Arm server development is a reality and a growing one at that. Not just from a performance point of view but also, perhaps more important, from an ecosystem view.
Be it the Marvell ThunderX2 processor or the Ampere eMAG Skylark processor, the hyperscale, cloud, enterprise ecosystems are willing to adopt these new processors to further improve their TCO or dollars/core.
The all-important ecosystem is catching up with Arm, which is key to the momentum necessary to make the Arm servers a sustainable reality. With AWS launching their version of Arm instances i.e. Graviton processors, there’s the much needed push to make the software ecosystem more widely acceptable in the industry. Not just that, AWS even announced bare-metal offerinings for EC2 A1 instances.
Slowly but steadily, Arm has also made a mark for itself in high performance computing, something we expect to see in full force at this year’s Supercomputing Conference.

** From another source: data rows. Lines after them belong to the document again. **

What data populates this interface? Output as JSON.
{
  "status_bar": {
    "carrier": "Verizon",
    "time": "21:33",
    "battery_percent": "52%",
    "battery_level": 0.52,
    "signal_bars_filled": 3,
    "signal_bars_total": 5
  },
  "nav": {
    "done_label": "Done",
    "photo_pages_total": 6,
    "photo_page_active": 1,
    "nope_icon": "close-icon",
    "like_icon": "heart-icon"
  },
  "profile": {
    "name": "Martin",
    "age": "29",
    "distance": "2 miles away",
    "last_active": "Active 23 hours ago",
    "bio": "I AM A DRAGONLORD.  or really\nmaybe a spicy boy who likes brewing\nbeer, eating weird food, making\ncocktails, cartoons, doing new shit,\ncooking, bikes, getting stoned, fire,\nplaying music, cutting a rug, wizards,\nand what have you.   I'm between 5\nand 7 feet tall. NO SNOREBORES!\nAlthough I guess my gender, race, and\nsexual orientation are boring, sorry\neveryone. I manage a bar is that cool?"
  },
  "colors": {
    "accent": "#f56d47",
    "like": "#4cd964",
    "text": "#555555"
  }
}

Arm has the most traction in terms of deployments and software development in HPC in the United States, Europe and Japan with each region leading the way along different trajectories to deploy systems based on the Arm architecture for their supercomputers.

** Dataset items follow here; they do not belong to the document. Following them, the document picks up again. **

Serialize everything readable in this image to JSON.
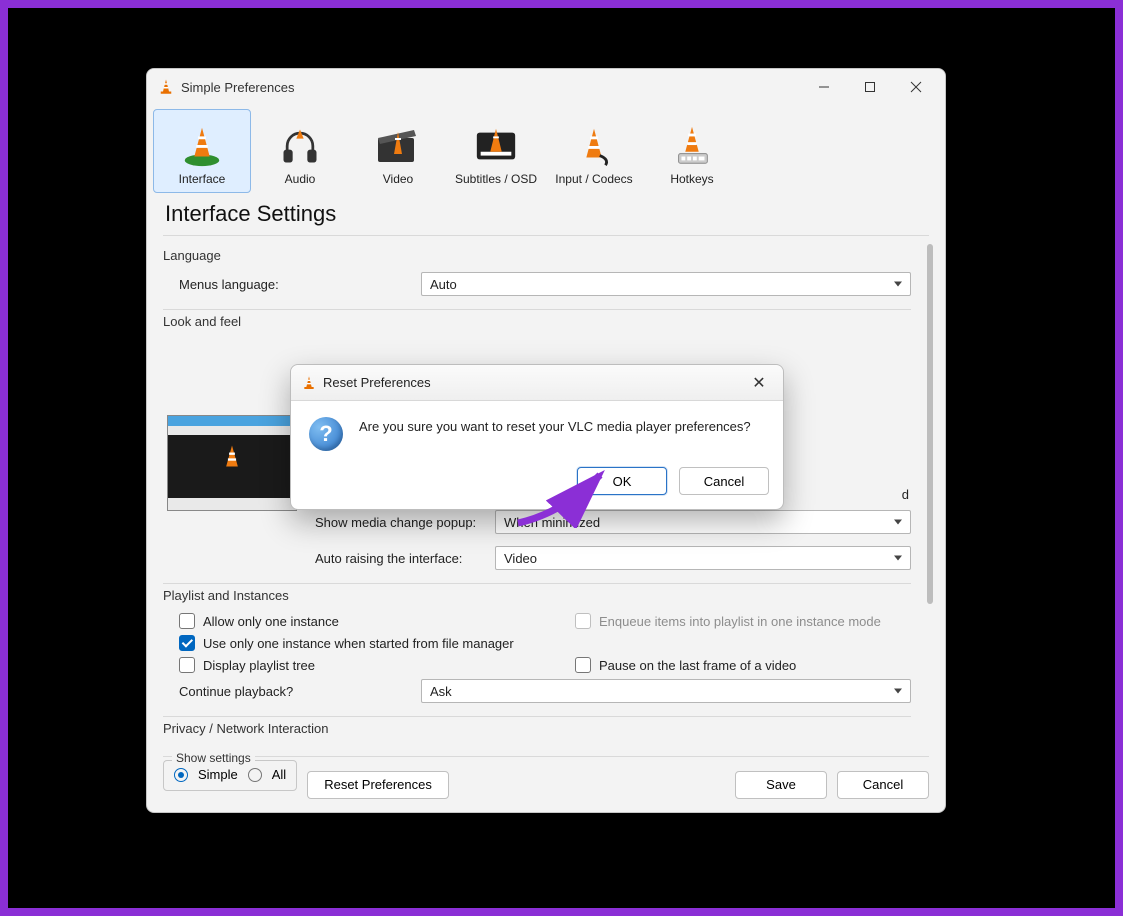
{
  "window": {
    "title": "Simple Preferences"
  },
  "toolbar": {
    "items": [
      {
        "label": "Interface",
        "selected": true
      },
      {
        "label": "Audio",
        "selected": false
      },
      {
        "label": "Video",
        "selected": false
      },
      {
        "label": "Subtitles / OSD",
        "selected": false
      },
      {
        "label": "Input / Codecs",
        "selected": false
      },
      {
        "label": "Hotkeys",
        "selected": false
      }
    ]
  },
  "page": {
    "heading": "Interface Settings"
  },
  "language": {
    "legend": "Language",
    "menus_label": "Menus language:",
    "value": "Auto"
  },
  "look": {
    "legend": "Look and feel",
    "popup_label": "Show media change popup:",
    "popup_value": "When minimized",
    "raise_label": "Auto raising the interface:",
    "raise_value": "Video",
    "partial_label_suffix": "d"
  },
  "playlist": {
    "legend": "Playlist and Instances",
    "allow_one": "Allow only one instance",
    "enqueue": "Enqueue items into playlist in one instance mode",
    "use_one_fm": "Use only one instance when started from file manager",
    "display_tree": "Display playlist tree",
    "pause_last": "Pause on the last frame of a video",
    "continue_label": "Continue playback?",
    "continue_value": "Ask"
  },
  "privacy": {
    "legend": "Privacy / Network Interaction"
  },
  "show_settings": {
    "legend": "Show settings",
    "simple": "Simple",
    "all": "All"
  },
  "buttons": {
    "reset": "Reset Preferences",
    "save": "Save",
    "cancel": "Cancel"
  },
  "modal": {
    "title": "Reset Preferences",
    "message": "Are you sure you want to reset your VLC media player preferences?",
    "ok": "OK",
    "cancel": "Cancel"
  }
}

All of this has taken time and extended development, of course. The first wave of Arm based servers came in 2010 until 2014 and were more experimental in nature than real production systems.
The first 64-bit Arm design i.e. the ARMv8-A was introduced in 2011 and since then the Arm server ecosystem have seen lots of ups and downs. ZTSystems, in November 2010 had launched a 1U Data Center Arm server based on Cortex-A9 cores (32-bit) which was supposed to be energy efficient and a denser solution compared to Intel Servers. Then came Calxeda with their version of 32-bit Arm servers i.e. the EnergyCore-ECX-1000 which did not see adoption and Calxeda eventually went defunct in 2013. In 2011 AppliedMicro launched the X-Gene 1 processor followed by X-Gene 2 in 2014. Samsung, Cavium (now Marvell) and AMD came up with their versions of Arm processors which tried to penetrate the server market but could not generate tangible interest among the end-users to adopt these technologies.
Arm servers have undergone a transformation in terms of development and early signs of this were seen in a semi-secret project within Broadcom which was taking shape in the form of ‘Project Vulcan’. The idea was to develop a world class 64-bit serious Arm server to take on Intel in the HPC and cloud market.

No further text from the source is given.